一、Flink 专栏
Flink 专栏系统介绍某一知识点,并辅以具体的示例进行说明。
1、Flink 部署系列
本部分介绍Flink的部署、配置相关基础内容。
2、Flink基础系列
本部分介绍Flink 的基础部分,比如术语、架构、编程模型、编程指南、基本的datastream api用法、四大基石等内容。
3、Flik Table API和SQL基础系列
本部分介绍Flink Table Api和SQL的基本用法,比如Table API和SQL创建库、表用法、查询、窗口函数、catalog等等内容。
4、Flik Table API和SQL提高与应用系列
本部分是table api 和sql的应用部分,和实际的生产应用联系更为密切,以及有一定开发难度的内容。
5、Flink 监控系列
本部分和实际的运维、监控工作相关。
二、Flink 示例专栏
Flink 示例专栏是 Flink 专栏的辅助说明,一般不会介绍知识点的信息,更多的是提供一个一个可以具体使用的示例。

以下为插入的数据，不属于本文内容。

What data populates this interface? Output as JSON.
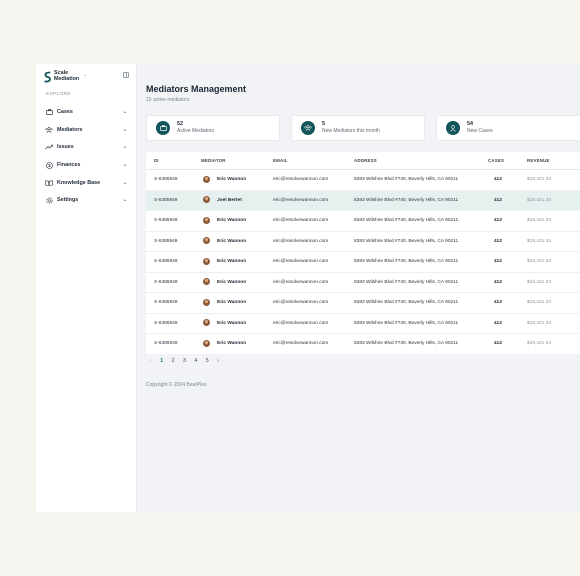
{
  "brand": {
    "line1": "Scale",
    "line2": "Mediation",
    "chevron": "⌄"
  },
  "sidebar": {
    "section_label": "EXPLORE",
    "items": [
      {
        "label": "Cases",
        "icon": "briefcase-icon"
      },
      {
        "label": "Mediators",
        "icon": "group-icon"
      },
      {
        "label": "Issues",
        "icon": "trend-icon"
      },
      {
        "label": "Finances",
        "icon": "dollar-icon"
      },
      {
        "label": "Knowledge Base",
        "icon": "book-icon"
      },
      {
        "label": "Settings",
        "icon": "gear-icon"
      }
    ],
    "chevron": "⌄"
  },
  "header": {
    "title": "Mediators Management",
    "subtitle": "15 active mediators"
  },
  "stats": [
    {
      "value": "52",
      "label": "Active Mediators"
    },
    {
      "value": "5",
      "label": "New Mediators this month"
    },
    {
      "value": "54",
      "label": "New Cases"
    }
  ],
  "table": {
    "columns": [
      "ID",
      "MEDIATOR",
      "EMAIL",
      "ADDRESS",
      "CASES",
      "REVENUE"
    ],
    "rows": [
      {
        "id": "S-6385949",
        "mediator": "Eric Wannon",
        "email": "eric@resolvewannon.com",
        "address": "8383 Wilshire Blvd #740, Beverly Hills, CA 90211",
        "cases": "412",
        "revenue": "$19,421.34"
      },
      {
        "id": "S-6385949",
        "mediator": "Joel Bertet",
        "email": "eric@resolvewannon.com",
        "address": "8383 Wilshire Blvd #740, Beverly Hills, CA 90211",
        "cases": "412",
        "revenue": "$19,421.34"
      },
      {
        "id": "S-6385949",
        "mediator": "Eric Wannon",
        "email": "eric@resolvewannon.com",
        "address": "8383 Wilshire Blvd #740, Beverly Hills, CA 90211",
        "cases": "412",
        "revenue": "$19,421.34"
      },
      {
        "id": "S-6385949",
        "mediator": "Eric Wannon",
        "email": "eric@resolvewannon.com",
        "address": "8383 Wilshire Blvd #740, Beverly Hills, CA 90211",
        "cases": "412",
        "revenue": "$19,421.34"
      },
      {
        "id": "S-6385949",
        "mediator": "Eric Wannon",
        "email": "eric@resolvewannon.com",
        "address": "8383 Wilshire Blvd #740, Beverly Hills, CA 90211",
        "cases": "412",
        "revenue": "$19,421.34"
      },
      {
        "id": "S-6385949",
        "mediator": "Eric Wannon",
        "email": "eric@resolvewannon.com",
        "address": "8383 Wilshire Blvd #740, Beverly Hills, CA 90211",
        "cases": "412",
        "revenue": "$19,421.34"
      },
      {
        "id": "S-6385949",
        "mediator": "Eric Wannon",
        "email": "eric@resolvewannon.com",
        "address": "8383 Wilshire Blvd #740, Beverly Hills, CA 90211",
        "cases": "412",
        "revenue": "$19,421.34"
      },
      {
        "id": "S-6385949",
        "mediator": "Eric Wannon",
        "email": "eric@resolvewannon.com",
        "address": "8383 Wilshire Blvd #740, Beverly Hills, CA 90211",
        "cases": "412",
        "revenue": "$19,421.34"
      },
      {
        "id": "S-6385949",
        "mediator": "Eric Wannon",
        "email": "eric@resolvewannon.com",
        "address": "8383 Wilshire Blvd #740, Beverly Hills, CA 90211",
        "cases": "412",
        "revenue": "$19,421.34"
      }
    ],
    "selected_row": 1
  },
  "pagination": {
    "prev": "‹",
    "pages": [
      "1",
      "2",
      "3",
      "4",
      "5"
    ],
    "next": "›",
    "current": "1"
  },
  "footer": {
    "copyright": "Copyright © 2024 BearPlex"
  },
  "colors": {
    "accent": "#12555a",
    "selected_row": "#e6f0ee",
    "background": "#f1f3f6"
  }
}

本专栏不再分目录,通过链接即可看出介绍的内容。
两专栏的所有文章入口点击:Flink 系列文章汇总索引
本文详细的介绍了flink的Standalone独立集群模式和Standalone HA集群模式的部署、提交任务与验证,同时介绍了Flink on yarn的两种运行模式。
本文依赖环境是hadoop集群可用、zookeeper集群环境可用以及环境是免密登录的。
本文部分图片来源于互联网。
本文分为3个部分,即Standalone独立集群模式部署及验证、Standalone HA模式部署及验证以及Flink on yarn的2种任务提交方式。
Flink支持多种安装模式
在配置系统之前,请确保在每个节点上安装有以下软件:
服务器(Master):server1(服务器名称), JobManager(服务)

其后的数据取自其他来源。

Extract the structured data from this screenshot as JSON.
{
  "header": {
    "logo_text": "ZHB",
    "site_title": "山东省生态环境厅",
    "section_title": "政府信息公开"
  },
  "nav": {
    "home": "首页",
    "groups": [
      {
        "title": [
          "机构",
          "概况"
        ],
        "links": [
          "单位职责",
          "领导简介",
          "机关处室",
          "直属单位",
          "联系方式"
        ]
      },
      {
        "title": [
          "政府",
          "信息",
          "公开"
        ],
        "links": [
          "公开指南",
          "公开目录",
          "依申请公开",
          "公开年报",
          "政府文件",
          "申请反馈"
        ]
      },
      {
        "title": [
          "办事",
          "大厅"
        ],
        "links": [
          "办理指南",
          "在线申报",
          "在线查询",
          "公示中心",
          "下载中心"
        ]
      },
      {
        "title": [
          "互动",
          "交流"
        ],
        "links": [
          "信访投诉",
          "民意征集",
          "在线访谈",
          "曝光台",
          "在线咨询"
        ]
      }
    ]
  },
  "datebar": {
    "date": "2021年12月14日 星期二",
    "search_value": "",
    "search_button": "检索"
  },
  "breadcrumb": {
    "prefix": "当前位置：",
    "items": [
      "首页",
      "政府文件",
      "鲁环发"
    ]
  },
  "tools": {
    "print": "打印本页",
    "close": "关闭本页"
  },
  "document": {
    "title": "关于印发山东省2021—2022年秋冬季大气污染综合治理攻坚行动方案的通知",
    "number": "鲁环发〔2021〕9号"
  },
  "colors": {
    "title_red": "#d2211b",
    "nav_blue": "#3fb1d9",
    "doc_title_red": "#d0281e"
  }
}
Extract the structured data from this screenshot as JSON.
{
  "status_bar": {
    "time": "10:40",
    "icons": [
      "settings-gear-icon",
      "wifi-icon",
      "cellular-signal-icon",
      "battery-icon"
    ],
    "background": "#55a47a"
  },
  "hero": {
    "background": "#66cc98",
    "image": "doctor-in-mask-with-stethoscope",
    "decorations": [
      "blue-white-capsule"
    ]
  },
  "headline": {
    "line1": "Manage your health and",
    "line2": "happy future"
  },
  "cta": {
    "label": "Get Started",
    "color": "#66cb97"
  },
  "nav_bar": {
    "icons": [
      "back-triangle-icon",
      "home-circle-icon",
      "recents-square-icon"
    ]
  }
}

服务器(Slave):server2、server3、server4(服务器名称),TaskManager(服务)
以下操作是在server1上完成的。
更多配置参考:https://nightlies.apache.org/flink/flink-docs-release-1.12/zh/deployment/config.html
vim /usr/local/flink-1.13.5/conf/flink-conf.yaml
jobmanager.rpc.address: server1
#每台机器的可用 CPU 数
taskmanager.numberOfTaskSlots: 3
#每个 TaskManager 的可用内存值
taskmanager.memory.process.size: 4096m
web.submit.enable: true
#配置项来定义 Flink 允许在每个节点上分配的最大内存值,单位是 MB,如果不设置则使用默认值
jobmanager.memory.process.size 和 taskmanager.memory.process.size
#历史服务器(flink的historyserver)
jobmanager.archive.fs.dir: hdfs://server1:8020/flink/completed-jobs/
historyserver.web.address: server1
historyserver.web.port: 8082
historyserver.archive.fs.dir: hdfs://server1:8020/flink/completed-jobs/
vim /usr/local/flink-1.13.5/conf/masters
# 添加如下内容
server1:8081
vim /usr/local/flink-1.13.5/conf/workers
#添加如下内容
server2
server3
server4
cd /usr/local/flink-1.13.5
scp -r /usr/local/flink-1.13.5 server2:$PWD
scp -r /usr/local/flink-1.13.5 server3:$PWD
scp -r /usr/local/flink-1.13.5 server4:$PWD
#如果没有权限,则进行授权
chown -R alanchan:root /usr/local/flink-1.13.5
由于Flink没有集成hdfs,在配置历史服务时启动会出现如下异常
Caused by: org.apache.flink.core.fs.UnsupportedFileSystemSchemeException:
Could not find a file system implementation for scheme 'hdfs'. The scheme is not directly supported by Flink and no Hadoop file system to support this scheme could be loaded. For a full list of supported file systems, please see
Caused by: org.apache.flink.core.fs.UnsupportedFileSystemSchemeException: Hadoop is not in the classpath/dependencies.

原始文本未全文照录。